Biographical note

Backgrounder

Joyce Napier is a former political journalist and foreign correspondent. She reported in both official languages in Canada and abroad for more than 40 years, covering some of the most important news events of the modern era.

She began her career as a print journalist in Montreal in 1981 and retired in 2023 as parliamentary bureau chief for CTV National Television News. In between, she worked for The Globe and Mail, The Canadian Press, La Presse, CBC Television and Radio-Canada. For Radio-Canada, she was the Middle East correspondent, based in Jerusalem, and the Washington bureau chief. She is the only person to have ever served as a bureau chief for both an English- and a French-language Canadian news network.

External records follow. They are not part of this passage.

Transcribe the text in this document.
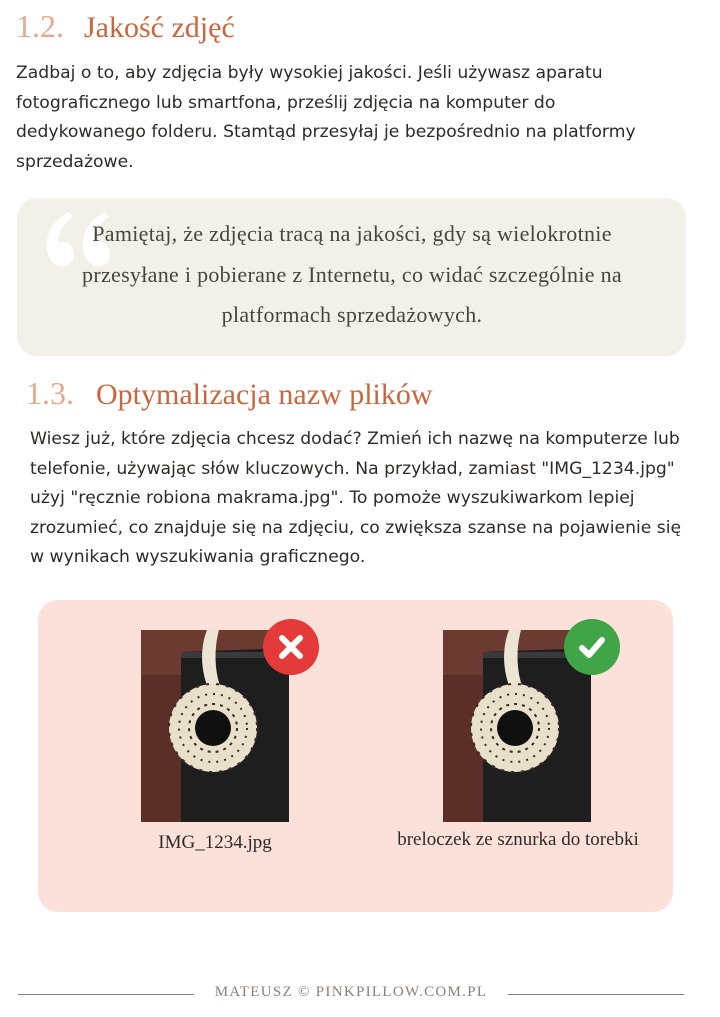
1.2. Jakość zdjęć

Zadbaj o to, aby zdjęcia były wysokiej jakości. Jeśli używasz aparatu fotograficznego lub smartfona, prześlij zdjęcia na komputer do dedykowanego folderu. Stamtąd przesyłaj je bezpośrednio na platformy sprzedażowe.

Pamiętaj, że zdjęcia tracą na jakości, gdy są wielokrotnie przesyłane i pobierane z Internetu, co widać szczególnie na platformach sprzedażowych.

1.3. Optymalizacja nazw plików

Wiesz już, które zdjęcia chcesz dodać? Zmień ich nazwę na komputerze lub telefonie, używając słów kluczowych. Na przykład, zamiast "IMG_1234.jpg" użyj "ręcznie robiona makrama.jpg". To pomoże wyszukiwarkom lepiej zrozumieć, co znajduje się na zdjęciu, co zwiększa szanse na pojawienie się w wynikach wyszukiwania graficznego.

IMG_1234.jpg	breloczek ze sznurka do torebki

MATEUSZ © PINKPILLOW.COM.PL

Over the course of her career, she covered the elections of Canadian prime ministers and American presidents, the Quebec sovereignty referendum, the Israeli-Palestinian conflict, seismic political events in the Middle East, a millennial papal pilgrimage, the 2008 worldwide subprime meltdown, post-9/11 prisoner tribunals in Guantánamo Bay, the devastation of the École Polytechnique massacre, the wreckage of New Orleans by Hurricane Katrina, an earthquake in Chile and the exodus of Iraqi refugees to Syria. In 2008, Napier stood across from a stage in Chicago’s Grant Park, reporting live as Barack Obama accepted the presidency of the United States.

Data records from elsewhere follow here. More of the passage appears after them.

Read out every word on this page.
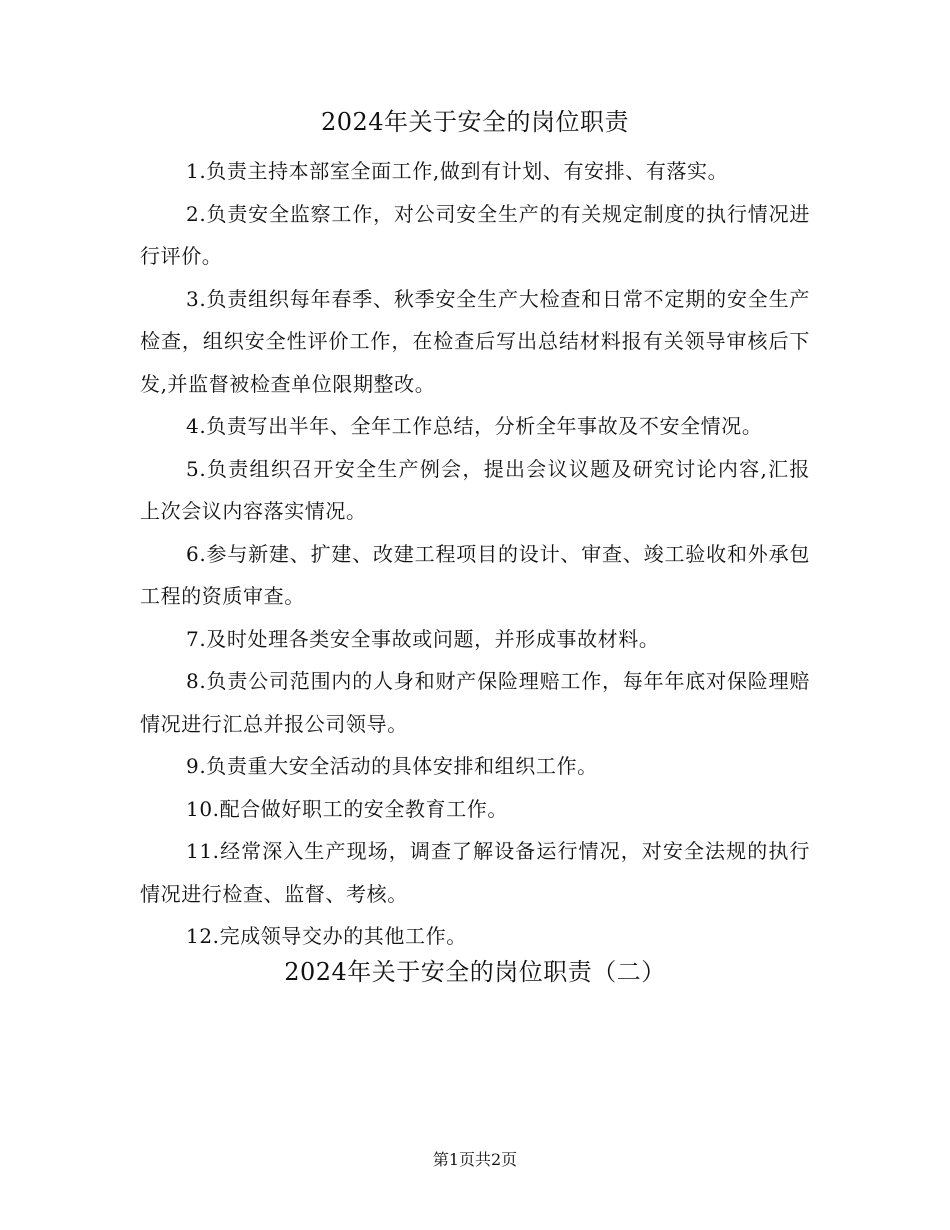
2024年关于安全的岗位职责

1.负责主持本部室全面工作,做到有计划、有安排、有落实。

2.负责安全监察工作，对公司安全生产的有关规定制度的执行情况进行评价。

3.负责组织每年春季、秋季安全生产大检查和日常不定期的安全生产检查，组织安全性评价工作，在检查后写出总结材料报有关领导审核后下发,并监督被检查单位限期整改。

4.负责写出半年、全年工作总结，分析全年事故及不安全情况。

5.负责组织召开安全生产例会，提出会议议题及研究讨论内容,汇报上次会议内容落实情况。

6.参与新建、扩建、改建工程项目的设计、审查、竣工验收和外承包工程的资质审查。

7.及时处理各类安全事故或问题，并形成事故材料。

8.负责公司范围内的人身和财产保险理赔工作，每年年底对保险理赔情况进行汇总并报公司领导。

9.负责重大安全活动的具体安排和组织工作。

10.配合做好职工的安全教育工作。

11.经常深入生产现场，调查了解设备运行情况，对安全法规的执行情况进行检查、监督、考核。

12.完成领导交办的其他工作。

2024年关于安全的岗位职责（二）
第1页共2页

Her career highlights also include reporting from Rome on the death and subsequent beatification of Pope John Paul II. She was in the crowd at St. Peter’s Basilica when a puff of smoke announced the deliberations of the conclave that elected Pope Benedict. Napier has covered Indigenous issues, and her breadth of experience in Canada and around the world positions her to advocate for critical issues, including reconciliation with Indigenous Peoples and confronting the damaging legacy of the residential school system.

Born in Montréal to Egyptian immigrants, Napier moved to Europe with her family as a toddler and was raised in Rome before returning to Canada as a young woman for undergraduate studies in journalism. 

She speaks French, English and Italian fluently, Spanish capably and some Arabic. She has been married for 34 years. She and her husband have 3 grown children.